2012 novel by Joe R. Lansdale

Edge of Dark Water is a murder/mystery novel written by American author Joe R. Lansdale. It was published by Mulholland Books in March 2012. A limited edition has been issued by British publisher PS Publications. It was recognized as a Booklist Editors' Choice: Adult Books for Young Adults by the American Library Association.

==Plot summary==
The novel is set during the Great Depression in East Texas. Teenager Sue Ellen and her friends discover the body of May Lynn, one of their friends, tied to a Singer Sewing Machine in the Sabine River. May Lynn had had dreams of running off to Hollywood to be a movie star. So the group of young people decide to take May Lynn's ashes to Hollywood to fulfill her final dream.
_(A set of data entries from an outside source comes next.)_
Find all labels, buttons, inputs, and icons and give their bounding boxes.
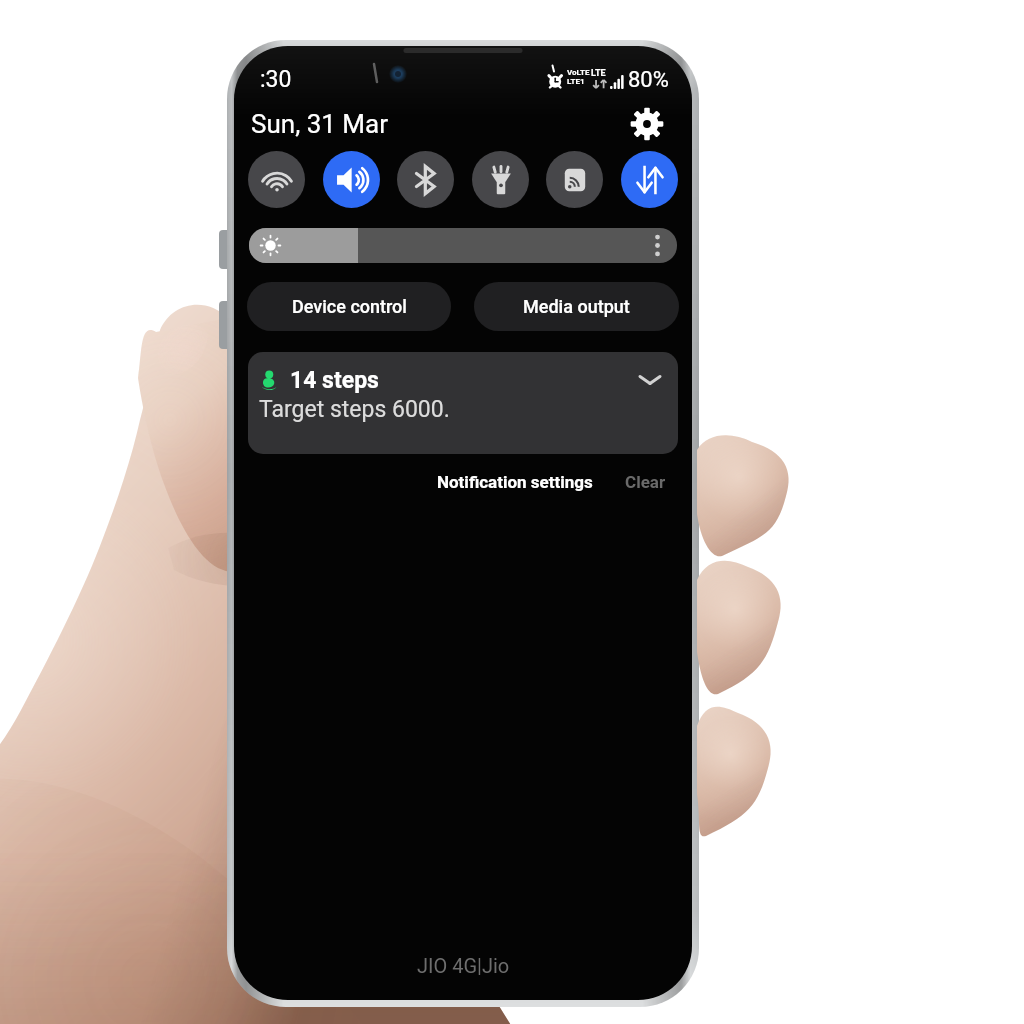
staticText: Clear bbox=[625, 472, 666, 492]
staticText: Device control bbox=[292, 296, 407, 317]
staticText: Sun, 31 Mar bbox=[251, 109, 389, 139]
button[interactable]: Flashlight bbox=[472, 151, 529, 208]
button[interactable]: Settings bbox=[626, 103, 668, 145]
button[interactable]: Bluetooth bbox=[397, 151, 454, 208]
staticText: 80% bbox=[628, 67, 669, 93]
button[interactable]: Wi-Fi bbox=[248, 151, 305, 208]
staticText: JIO 4G|Jio bbox=[417, 954, 510, 977]
button[interactable]: Cast bbox=[546, 151, 603, 208]
staticText: VoLTE bbox=[567, 68, 590, 77]
button[interactable]: Brightness bbox=[249, 228, 677, 263]
button[interactable]: 14 steps bbox=[248, 352, 678, 454]
staticText: 14 steps bbox=[290, 367, 379, 394]
button[interactable]: Notification settings bbox=[431, 464, 599, 500]
staticText: Media output bbox=[523, 296, 630, 317]
staticText: LTE bbox=[591, 68, 606, 79]
button[interactable]: Volume bbox=[323, 151, 380, 208]
staticText: LTE1 bbox=[567, 77, 585, 86]
button[interactable]: Expand notification bbox=[636, 366, 664, 394]
button[interactable]: Mobile data bbox=[621, 151, 678, 208]
button[interactable]: Media output bbox=[474, 282, 679, 331]
staticText: Notification settings bbox=[437, 472, 593, 492]
button[interactable]: Device control bbox=[247, 282, 451, 331]
staticText: Target steps 6000. bbox=[259, 396, 450, 423]
button[interactable]: Clear bbox=[619, 464, 672, 500]
staticText: :30 bbox=[260, 66, 292, 93]
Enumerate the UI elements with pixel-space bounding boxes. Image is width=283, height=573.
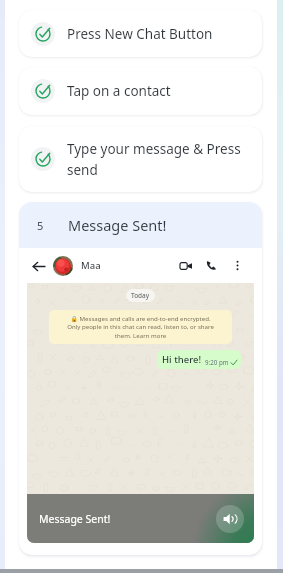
button[interactable]: 5 — [19, 202, 262, 248]
staticText: 9:20 pm — [205, 358, 229, 366]
staticText: Maa — [81, 259, 101, 272]
button[interactable]: Sound — [216, 505, 244, 533]
staticText: 5 — [37, 218, 44, 233]
button[interactable]: More options — [228, 256, 247, 275]
staticText: Hi there! — [162, 353, 202, 366]
button[interactable]: Video call — [176, 256, 195, 275]
button[interactable]: Press New Chat Button — [19, 10, 262, 57]
staticText: Press New Chat Button — [67, 25, 213, 43]
button[interactable]: Call — [202, 256, 221, 275]
button[interactable]: Tap on a contact — [19, 67, 262, 115]
button[interactable]: Back — [29, 257, 47, 275]
staticText: Message Sent! — [68, 215, 167, 235]
button[interactable]: Type your message & Press send — [19, 126, 262, 192]
staticText: Tap on a contact — [67, 82, 171, 100]
staticText: Today — [131, 291, 150, 300]
staticText: Message Sent! — [39, 512, 111, 526]
staticText: Type your message & Press send — [67, 140, 250, 179]
staticText: 🔒 Messages and calls are end-to-end encr… — [54, 314, 227, 340]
After finding and taking a large amount of stolen money, they set out on their adventure pursued by a psychopathic killer named Skunk who is hell-bent on recovering the money for himself.

PS Publishing cover

==Editions==
This book is published in the United States by Mulholland Books and by PS Publishing in the U.K. It was re-issued as a trade paperback by Mulholland 12 February 2013. The song Edge of Dark Water was penned by Joe's Daughter Kasey Lansdale and is available for a free download through link/qr code form in the American and British trade paperback editions.